The closest race was for Chief Justice of the Supreme Court where Associate Justice Paul Newby held a razor-thin lead of just a few thousand votes out of more than 5 million thus far counted over incumbent Cheri Beasley.
The seven–member court, on which Democrats have held a 6-1 advantage, will slide to a 4-3 Democratic majority if Newby’s margin holds and Republicans maintain two other leads in races for associate justice seats.
In one of those races, GOP challenger Tamara Barringer – a former Republican state senator from Wake County – appears to have defeated incumbent justice Mark Davis. In the other, Phil Berger, Jr., the son of state Senate President Pro Tem Phil Berger, narrowly leads fellow Court of Appeals Judge Lucy Inman.
Meanwhile, Republicans also appear to have been successful in all five Court of Appeals contests with a victory by incumbent Chris Dillon, as well as newcomers April Wood, Fred Gore, Jeff Carpenter and Jefferson Griffin. Both Wood and Gore were victorious in races for open seats vacated by Democrats while Carpenter and Griffin defeated Democratic incumbents Reuben Young and Chris Brook, respectively. Dillon fended off challenger Gray Styers.
Democrats had enjoyed an 8-7 partisan advantage on the 15-member court, but yesterday’s results appear to have left them with just four members – though that could rise to five assuming Berger’s lead in the Supreme Court race holds and a Democrat is appointed by Gov. Roy Cooper to fill the slot he will vacate.
If Newby ultimately prevails over Beasley it will forestall what would have been a historic moment as Beasley is the first Black woman to lead the court and a victory would have marked the first time that a person of color has been elected the chief justice position. She previously served as an associate justice before being appointed by Gov. Cooper to lead the court in 2019 after the resignation of former chief Mark Martin.
Newby – an arch-conservative – was highly critical, and by all appearances highly resentful, of Cooper’s decision to elevate Beasley to the Chief Justice position over him when it became vacant. Newby cited his greater seniority on the court in expressing his disappointment with being passed over.

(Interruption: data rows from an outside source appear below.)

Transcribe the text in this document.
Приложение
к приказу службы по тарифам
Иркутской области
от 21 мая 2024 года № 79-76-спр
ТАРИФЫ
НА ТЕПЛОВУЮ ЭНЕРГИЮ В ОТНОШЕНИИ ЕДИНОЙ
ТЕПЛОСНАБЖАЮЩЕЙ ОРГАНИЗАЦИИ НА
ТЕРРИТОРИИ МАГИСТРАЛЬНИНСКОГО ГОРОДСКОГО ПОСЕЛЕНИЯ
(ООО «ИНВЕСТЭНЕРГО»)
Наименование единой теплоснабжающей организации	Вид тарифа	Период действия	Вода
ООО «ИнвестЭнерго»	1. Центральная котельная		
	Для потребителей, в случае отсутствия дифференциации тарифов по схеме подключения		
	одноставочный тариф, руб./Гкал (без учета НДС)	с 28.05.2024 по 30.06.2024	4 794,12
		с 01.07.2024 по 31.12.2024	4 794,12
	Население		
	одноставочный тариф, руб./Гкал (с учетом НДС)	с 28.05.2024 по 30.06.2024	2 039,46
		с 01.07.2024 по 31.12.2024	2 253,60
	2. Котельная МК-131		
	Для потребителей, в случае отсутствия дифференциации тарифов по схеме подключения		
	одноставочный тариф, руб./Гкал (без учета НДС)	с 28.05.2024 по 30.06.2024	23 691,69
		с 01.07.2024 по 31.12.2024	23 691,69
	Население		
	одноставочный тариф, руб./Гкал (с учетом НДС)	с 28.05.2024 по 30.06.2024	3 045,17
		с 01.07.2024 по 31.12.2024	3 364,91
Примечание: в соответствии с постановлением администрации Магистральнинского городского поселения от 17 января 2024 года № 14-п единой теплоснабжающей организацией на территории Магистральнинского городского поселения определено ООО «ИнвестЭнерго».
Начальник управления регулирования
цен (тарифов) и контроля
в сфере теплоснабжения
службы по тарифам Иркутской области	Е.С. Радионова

As is frequently the case with judicial races in North Carolina – especially during presidential election years in which the ballot is a crowded one – none of the contests generated much attention or news coverage in recent weeks and all appeared to be greatly influenced by the performance of candidates at the top of the ticket, with all winners registering 50% to 51% of the vote.
Ultimately, the final results appeared to validate the politically motivated decision of Republican lawmakers in recent years to change all judicial races from nonpartisan to partisan.